I am reminded that here in Ventura County, where we are lucky to have people working on innovative farm-to-school programs, institutional and policy obstacles prevent them from fully realizing the potential of these programs. Will our new policies set them free? I hope so. In our pursuit of “common vision”, let us not preclude the Uncommon Visions that will be the catalysts for true success.


 I am pleased that CDFA is recognizing these issues, and again, Mr. Secretary, I wish to thank you for your time.



In Praise of Uncommon Vision

I’m never sure whther to consider myself a part of the movement or not, but I spend a lot of time with people in the local food / sustainable agriculture field. A frequent theme is the need for a “common vision” for a new food system, or  a new California Agriculture. I enjoy my work with the Ag Futures Alliance and the Roots of Change Fund, and admire the dedication and passion shown by many that I have met in these arenas. But it is frequently stated that we must have a common vision of the future, and that creativity and innovation will be neccesary for success.

But if innovation and creativity are the solution to the problems of our food system, then is a common vision a meaningful goal? Has genuine innovation ever emerged from within a broadly held common vision? Or has it been the fringe view (the Uncommon Vision) that has been the origin of innovation?


Galileo, DaVinci, Edison, and Einstein. These were not men of common vision. Mozart, Coltrane, and Davis were not mere spokesmen for the mainstream. Picasso did not paint what was apparent to everyone.
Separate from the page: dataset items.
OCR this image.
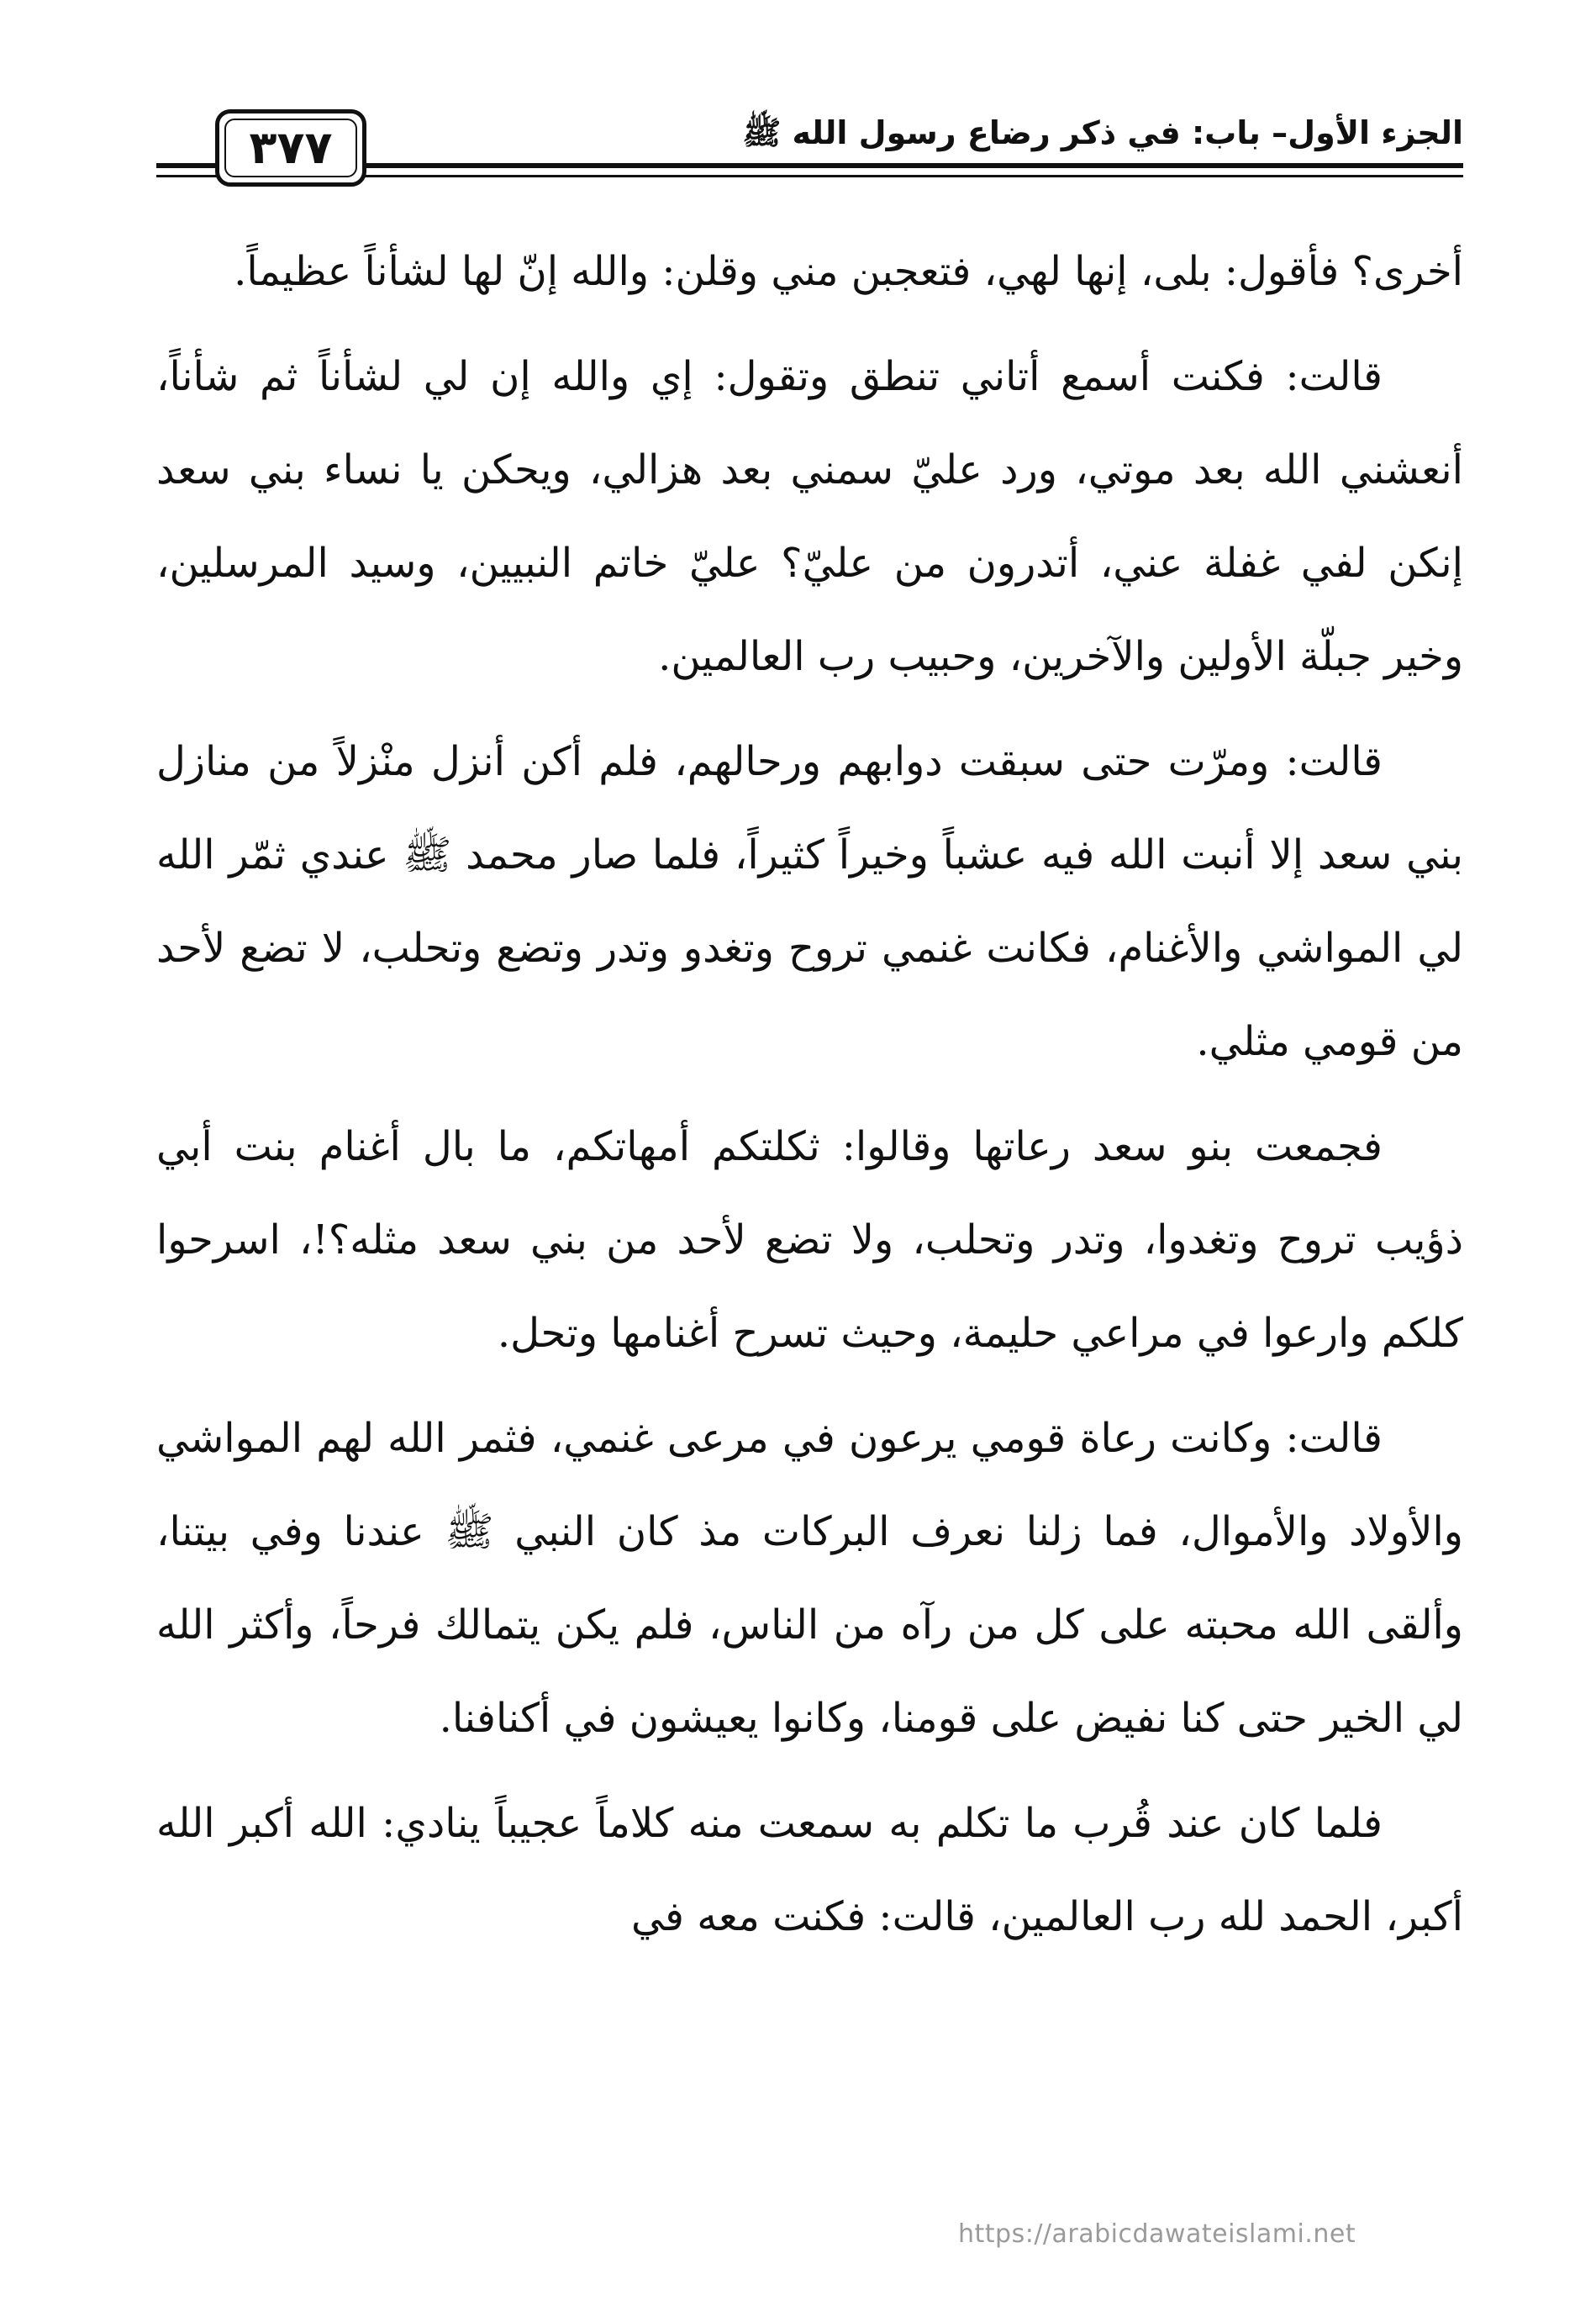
٣٧٧	الجزء الأول– باب: في ذكر رضاع رسول الله ﷺ

أخرى؟ فأقول: بلى، إنها لهي، فتعجبن مني وقلن: والله إنّ لها لشأناً عظيماً.

قالت: فكنت أسمع أتاني تنطق وتقول: إي والله إن لي لشأناً ثم شأناً، أنعشني الله بعد موتي، ورد عليّ سمني بعد هزالي، ويحكن يا نساء بني سعد إنكن لفي غفلة عني، أتدرون من عليّ؟ عليّ خاتم النبيين، وسيد المرسلين، وخير جبلّة الأولين والآخرين، وحبيب رب العالمين.

قالت: ومرّت حتى سبقت دوابهم ورحالهم، فلم أكن أنزل منْزلاً من منازل بني سعد إلا أنبت الله فيه عشباً وخيراً كثيراً، فلما صار محمد ﷺ عندي ثمّر الله لي المواشي والأغنام، فكانت غنمي تروح وتغدو وتدر وتضع وتحلب، لا تضع لأحد من قومي مثلي.

فجمعت بنو سعد رعاتها وقالوا: ثكلتكم أمهاتكم، ما بال أغنام بنت أبي ذؤيب تروح وتغدوا، وتدر وتحلب، ولا تضع لأحد من بني سعد مثله؟!، اسرحوا كلكم وارعوا في مراعي حليمة، وحيث تسرح أغنامها وتحل.

قالت: وكانت رعاة قومي يرعون في مرعى غنمي، فثمر الله لهم المواشي والأولاد والأموال، فما زلنا نعرف البركات مذ كان النبي ﷺ عندنا وفي بيتنا، وألقى الله محبته على كل من رآه من الناس، فلم يكن يتمالك فرحاً، وأكثر الله لي الخير حتى كنا نفيض على قومنا، وكانوا يعيشون في أكنافنا.

فلما كان عند قُرب ما تكلم به سمعت منه كلاماً عجيباً ينادي: الله أكبر الله أكبر، الحمد لله رب العالمين، قالت: فكنت معه في

https://arabicdawateislami.net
A vision, once ossified into policy begets bureaucracy. Will bureaucracy yield the results we seek? A movement is afoot to bring the California Department of Food and Agriculture into the visioning process, and join the local food movement with state farm policy. I must confess to feeling conflicted about this. I am pleased that CDFA is recognizing these issues, but fear state involvement will hamper efforts for change.


Ultimately I’m fine with a “common vision”, so long as it does not preclude the Uncommon Visions that will be the catalysts for true success.